Inspired by her teacher, physicist Ludwig Boltzmann, Meitner studied physics and became the second woman to obtain a doctoral degree in physics at the University of Vienna in 1905 ("Wärmeleitung im inhomogenen Körper"). Women were not allowed to attend institutions of higher education in those days, but thanks to support from her parents, she was able to obtain private higher education, which she completed in 1901 with an "externe Matura" examination at the Akademisches Gymnasium. Following the doctoral degree, she rejected an offer to work in a gas lamp factory. Encouraged by her father and backed by his financial support, she went to Berlin. Max Planck allowed her to attend his lectures, an unusual gesture by Planck, who until then had rejected any women wanting to attend his lectures. After one year, Meitner became Planck's assistant. During the first years she worked together with chemist Otto Hahn and discovered with him several new isotopes. In 1909 she presented two papers on beta-radiation.

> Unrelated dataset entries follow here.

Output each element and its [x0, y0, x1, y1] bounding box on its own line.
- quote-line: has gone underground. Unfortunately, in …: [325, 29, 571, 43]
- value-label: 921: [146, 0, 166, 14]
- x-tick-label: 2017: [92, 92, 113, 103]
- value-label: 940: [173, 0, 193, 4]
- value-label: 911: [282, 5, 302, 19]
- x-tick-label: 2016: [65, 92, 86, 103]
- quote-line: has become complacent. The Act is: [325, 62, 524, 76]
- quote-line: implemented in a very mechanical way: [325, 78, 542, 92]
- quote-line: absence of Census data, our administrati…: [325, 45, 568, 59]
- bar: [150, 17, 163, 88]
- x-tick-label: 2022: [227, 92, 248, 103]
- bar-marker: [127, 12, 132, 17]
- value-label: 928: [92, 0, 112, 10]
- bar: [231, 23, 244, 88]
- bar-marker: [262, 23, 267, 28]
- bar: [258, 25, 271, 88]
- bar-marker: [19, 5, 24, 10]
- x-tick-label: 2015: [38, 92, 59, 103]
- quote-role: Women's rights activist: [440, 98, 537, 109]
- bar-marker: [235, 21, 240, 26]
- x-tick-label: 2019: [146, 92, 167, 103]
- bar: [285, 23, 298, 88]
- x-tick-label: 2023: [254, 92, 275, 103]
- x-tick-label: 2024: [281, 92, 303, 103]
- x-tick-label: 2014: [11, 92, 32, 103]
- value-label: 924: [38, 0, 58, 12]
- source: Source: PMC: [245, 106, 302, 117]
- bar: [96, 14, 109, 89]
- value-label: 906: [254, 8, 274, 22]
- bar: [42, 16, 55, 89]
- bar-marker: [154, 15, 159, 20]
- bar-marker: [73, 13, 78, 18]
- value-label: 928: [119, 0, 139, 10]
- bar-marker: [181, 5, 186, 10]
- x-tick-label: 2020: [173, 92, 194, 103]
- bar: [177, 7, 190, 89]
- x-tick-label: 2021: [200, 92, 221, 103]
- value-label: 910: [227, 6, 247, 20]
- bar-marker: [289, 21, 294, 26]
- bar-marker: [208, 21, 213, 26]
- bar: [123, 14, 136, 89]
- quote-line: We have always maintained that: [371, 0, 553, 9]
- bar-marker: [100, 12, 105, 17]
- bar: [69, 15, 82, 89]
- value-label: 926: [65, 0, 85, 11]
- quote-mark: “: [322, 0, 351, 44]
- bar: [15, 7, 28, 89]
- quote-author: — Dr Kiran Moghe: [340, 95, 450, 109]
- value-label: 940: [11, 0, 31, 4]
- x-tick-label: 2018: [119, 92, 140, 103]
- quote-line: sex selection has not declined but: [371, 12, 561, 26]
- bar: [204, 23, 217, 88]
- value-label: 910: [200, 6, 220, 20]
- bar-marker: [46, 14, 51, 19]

Hahn and Meitner met privately in Copenhagen in November to plan a new round of experiments, and they subsequently exchanged a series of letters. Hahn and Fritz Strassmann then performed the difficult experiments which isolated the evidence for nuclear fission at his laboratory in Berlin. The surviving correspondence shows that Hahn recognized that fission was the only explanation for the barium, but, baffled by this remarkable conclusion, he wrote to Meitner. The possibility that uranium nuclei might break up under neutron bombardment had been suggested years before, notably by Ida Noddack in 1934. However, by employing the existing "liquid-drop" model of the nucleus, Meitner and Frisch were the first to articulate a theory of how the nucleus of an atom could be split into smaller parts: uranium nuclei had split to form barium and krypton, accompanied by the ejection of several neutrons and a large amount of energy (the latter two products accounting for the loss in mass). She and Frisch had discovered the reason that no stable elements beyond uranium (in atomic number) existed naturally; the electrical repulsion of so many protons overcame the strong nuclear force. Meitner also first realized that Einstein's famous equation, E = mc2, explained the source of the tremendous releases of energy in nuclear fission, by the conversion of rest mass into kinetic energy, popularly described as the conversion of mass into energy.